The issue lies in that many enterprises only try to achieve the bare minimum in their cloud migration strategies. While the basic protections can offer some security, they can often be a false sense of fortification.
5. Risk Assessment
The 8th vital consideration is running a risk assessment. Any security risk assessment aims to identify threats and vulnerabilities, the potential costs of leaving them unaddressed, and the likelihood of adverse effects. Considering now we have all the data needed for it, it is the right time.
Risk assessment is crucial because all cloud-based tools come with some level of risk, though not all come equipped with the same levels of built-in security. And tools such as CCM – Cloud control matric from CSA – (cloud security alliance) come in handy when running the risk assessments of cloud-based components. Cloud Controls Matrix (CCM) provides fundamental security principles to guide cloud vendors and cloud customers seeking to evaluate the overall security risk of a cloud service. And it also covers a wide variety of frameworks such as ISO 27001/27002, PCI, NIST, NERC CIP and many other Governmental Compliance Standards FISMA, FedRAMP, NIST, DFARS, CJIS, HIPAA. CCM could be used as a tool for the organised valuation of cloud implementation and could guide which security controls should be implemented by which party within the cloud supply chain.
6. Due Diligence
The 9th consideration is running due diligence. It is essential as it would help with carefully selecting the right strategic partner(s) for the cloud transformation, someone with the sector-specific capabilities and the track record to prove it. It would also help determine the competencies of a potential cloud provider, such as their controls over data privacy (e.g. encryption and access privileges) AND disaster recovery plans and service level agreements. And it also helps check the cloud provider’s commitment (s) to comply with evolving regulatory changes and industry-specific certifications.
7. Choice
And Finally, the 10th and last consideration is making “the” choice.
Any organisation looking forward to cultivating and combining public and private cloud technologies could use multi-cloud and hybrid-cloud strategies. 81% of all enterprises already have a multi-cloud strategy laid out or in the pipeline. Exciting innovations such as Kubernetes container, out of the box data pipeline, serverless functions enabling the ability to run code with infrastructure are becoming new status quo in hybrid and multi-cloud models. And they’re just a taste of what’s to come.

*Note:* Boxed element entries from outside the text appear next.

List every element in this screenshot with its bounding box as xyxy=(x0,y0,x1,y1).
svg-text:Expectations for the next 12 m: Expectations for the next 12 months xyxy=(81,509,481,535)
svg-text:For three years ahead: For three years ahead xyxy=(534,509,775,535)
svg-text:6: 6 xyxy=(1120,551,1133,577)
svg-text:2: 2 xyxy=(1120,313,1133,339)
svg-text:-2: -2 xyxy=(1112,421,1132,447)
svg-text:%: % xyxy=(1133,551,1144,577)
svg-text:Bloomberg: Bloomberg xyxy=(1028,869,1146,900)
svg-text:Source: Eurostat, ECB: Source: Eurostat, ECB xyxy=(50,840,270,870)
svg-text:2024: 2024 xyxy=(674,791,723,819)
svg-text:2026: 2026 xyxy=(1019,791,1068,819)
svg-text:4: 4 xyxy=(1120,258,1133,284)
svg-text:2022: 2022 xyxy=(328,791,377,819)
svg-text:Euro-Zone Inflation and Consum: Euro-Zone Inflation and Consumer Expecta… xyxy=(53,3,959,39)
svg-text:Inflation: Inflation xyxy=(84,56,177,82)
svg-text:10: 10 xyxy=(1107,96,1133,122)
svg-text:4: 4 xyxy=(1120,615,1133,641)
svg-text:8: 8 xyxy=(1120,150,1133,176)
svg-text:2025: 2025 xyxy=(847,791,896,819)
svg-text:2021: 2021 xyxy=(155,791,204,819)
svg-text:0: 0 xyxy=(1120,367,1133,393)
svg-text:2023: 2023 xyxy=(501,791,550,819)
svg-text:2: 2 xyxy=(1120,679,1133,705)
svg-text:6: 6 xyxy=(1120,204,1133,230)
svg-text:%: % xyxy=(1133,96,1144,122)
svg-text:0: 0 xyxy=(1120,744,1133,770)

Let’s consider how much the cloud has evolved over the last decade. Technology would continue to advance, and organisations opting for the cloud would be presented with numerous options to innovate and take the businesses to new heights and success. Though the choice and decisions for cloud adaptation are always challenging, the above ten considerations would help ease the process and set the cloud transformation journey to success.
To conclude:
The discussed ten considerations would help change faster and better and would answer critical questions relevant to an organisation, such as:
- What is our cost-to-income ratio today, and what is our target for tomorrow?
- Where can we reduce costs and drive value in operations and distribution?
- How will we manage IT renewal to minimise the risk of outages?
- Would our risk and compliance functions remain as is or change in future?
- How will we reduce risk and compliance costs while maintaining effectiveness?
- What are we currently spending on change programmes, and what should we be spending?
- How the effectiveness of our transformation work could improve?
- Do we have the skills we require to deliver the step-change we need?
- Do our partners understand our vision for our transformation journey?
- Above all, what do our customers want?